J’ai fait une pause. Elle a duré plus de 10 jours. C’est pourtant comme si je venais simplement de boire un café. Enfin bon, bref, nous sommes là alors avec des leviers, des outils, des possibilités que l’on a faites sortir de la terre, que l’on a saisies et qui ne s’articulent pas entre elles, qui ne s’organisent pas. Il faut voir que nous touchons-là à quelque chose au niveau de ce qui est appelé le pattern par les psys, un pattern mental qui veut que la néoplasie hydroponique tende « naturellement » à s’articuler comme le différentiel de la réalité ; l’impuissance du désir autocrinien comme celui de la puissance ; la survie de mort, celui du corps sans fonction, etc… Vous devez peut-être même avoir déjà fait des liens depuis le temps qui voudraient qu’on aurait dans notre recherche tout un pan négatif qui dénoncerait un monde voué au délire et par ailleurs tout un niveau positif où l’on trouverait des histoires de puissance ou de voisinage comme de « nouveaux » outils que l’on proposerait.
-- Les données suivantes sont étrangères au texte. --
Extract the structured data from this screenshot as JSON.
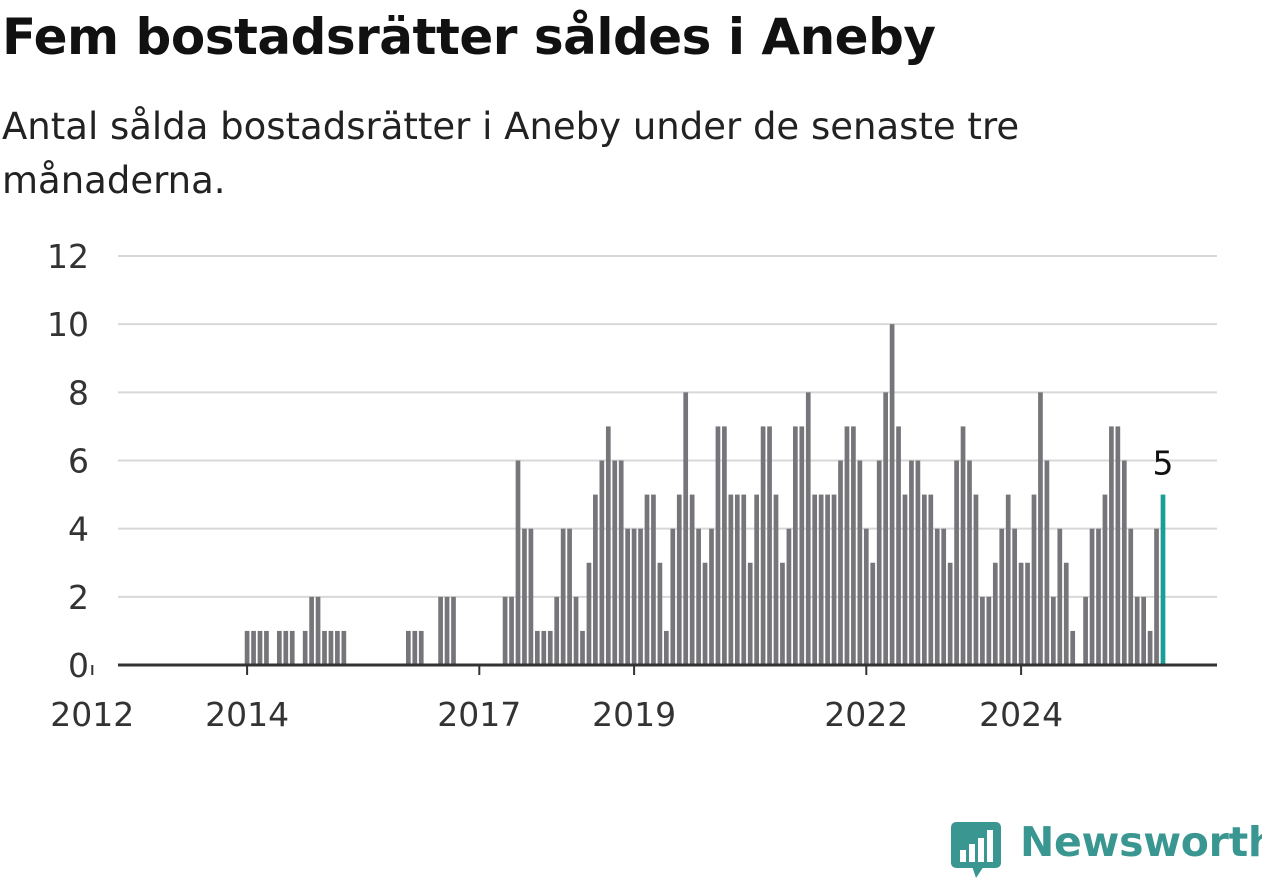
{
  "chart_data": {
    "type": "bar",
    "title": "Fem bostadsrätter såldes i Aneby",
    "subtitle": "Antal sålda bostadsrätter i Aneby under de senaste tre månaderna.",
    "xlabel": "",
    "ylabel": "",
    "ylim": [
      0,
      12
    ],
    "yticks": [
      0,
      2,
      4,
      6,
      8,
      10,
      12
    ],
    "x_tick_labels": [
      "2012",
      "2014",
      "2017",
      "2019",
      "2022",
      "2024"
    ],
    "grid": true,
    "colors": {
      "bars": "#76757a",
      "highlight": "#1a9e98",
      "grid": "#d8d8d8",
      "axis": "#333333"
    },
    "highlight_label": "5",
    "series": [
      {
        "values": [
          0,
          0,
          0,
          0,
          0,
          0,
          0,
          0,
          0,
          0,
          0,
          0,
          0,
          0,
          0,
          0,
          0,
          0,
          0,
          0,
          0,
          0,
          0,
          0,
          1,
          1,
          1,
          1,
          0,
          1,
          1,
          1,
          0,
          1,
          2,
          2,
          1,
          1,
          1,
          1,
          0,
          0,
          0,
          0,
          0,
          0,
          0,
          0,
          0,
          1,
          1,
          1,
          0,
          0,
          2,
          2,
          2,
          0,
          0,
          0,
          0,
          0,
          0,
          0,
          2,
          2,
          6,
          4,
          4,
          1,
          1,
          1,
          2,
          4,
          4,
          2,
          1,
          3,
          5,
          6,
          7,
          6,
          6,
          4,
          4,
          4,
          5,
          5,
          3,
          1,
          4,
          5,
          8,
          5,
          4,
          3,
          4,
          7,
          7,
          5,
          5,
          5,
          3,
          5,
          7,
          7,
          5,
          3,
          4,
          7,
          7,
          8,
          5,
          5,
          5,
          5,
          6,
          7,
          7,
          6,
          4,
          3,
          6,
          8,
          10,
          7,
          5,
          6,
          6,
          5,
          5,
          4,
          4,
          3,
          6,
          7,
          6,
          5,
          2,
          2,
          3,
          4,
          5,
          4,
          3,
          3,
          5,
          8,
          6,
          2,
          4,
          3,
          1,
          0,
          2,
          4,
          4,
          5,
          7,
          7,
          6,
          4,
          2,
          2,
          1,
          4,
          5
        ]
      }
    ]
  },
  "brand": {
    "name": "Newsworthy"
  }
}
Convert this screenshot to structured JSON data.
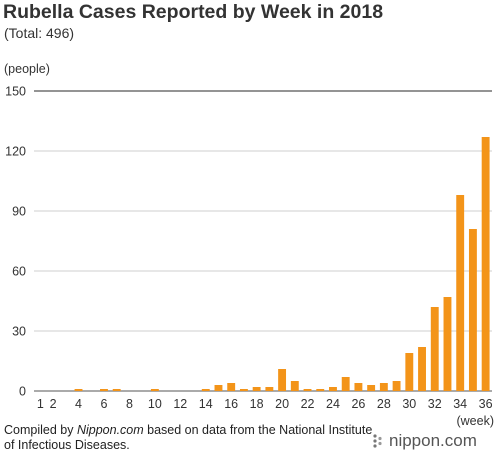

Ce ne serait jamais qu’une histoire de thèse et d’antithèse, un déroulé logique fait de parties qui se répondent et se renvoient les unes aux autres.

Je vous demande de pressentir le ravin devant lequel nous sommes. Voilà plus d’un an que nous perçons dans la roche. Nous ne pouvons plus avancer. Car ce pattern de rapports différentiels et logiques, nous le dénonçons. La réalité ne peut pas être l’opposé duel, ni le contraste de la néoplasie hydroponique ou du désir autocrinien. A quel moment on est encore dans la réalité ? A quel moment on est déjà dans l’hydroponie autocrine ? Vous voyez le flou évanouissant du voisinage. Mais même, au-delà de ces évolutions glissantes et indéfinies, la néoplasie hydroponique est la réalité, elle est effectuée et effectue, elle est puissance et en puissance. Départager, classer, identifier, relier, c’est commode, ça rendrait nos outils maniables et organisables, mais ça les rabat, les amenuise, les vide. On ne peut pas ranger l’hydroponie dans la case délire imaginaire contre la case réalité, ce serait pratique, mais ça ne peut pas marcher, ce serait délirer le délire hydroponique, l’escamoter, le prendre au mot, se faire rattraper par des notions de qualités et d’être.

Nous disons que le système est mal organisé, qu’il ne peut plus, qu’il échoue. Nous devons créer les mots et l’utilisation des mots pour le dire, les outils et l’utilisation des outils.

Il nous faudrait faire un très grand pas. Enjamber l’être et le néant. Faut-il encore en trouver la force.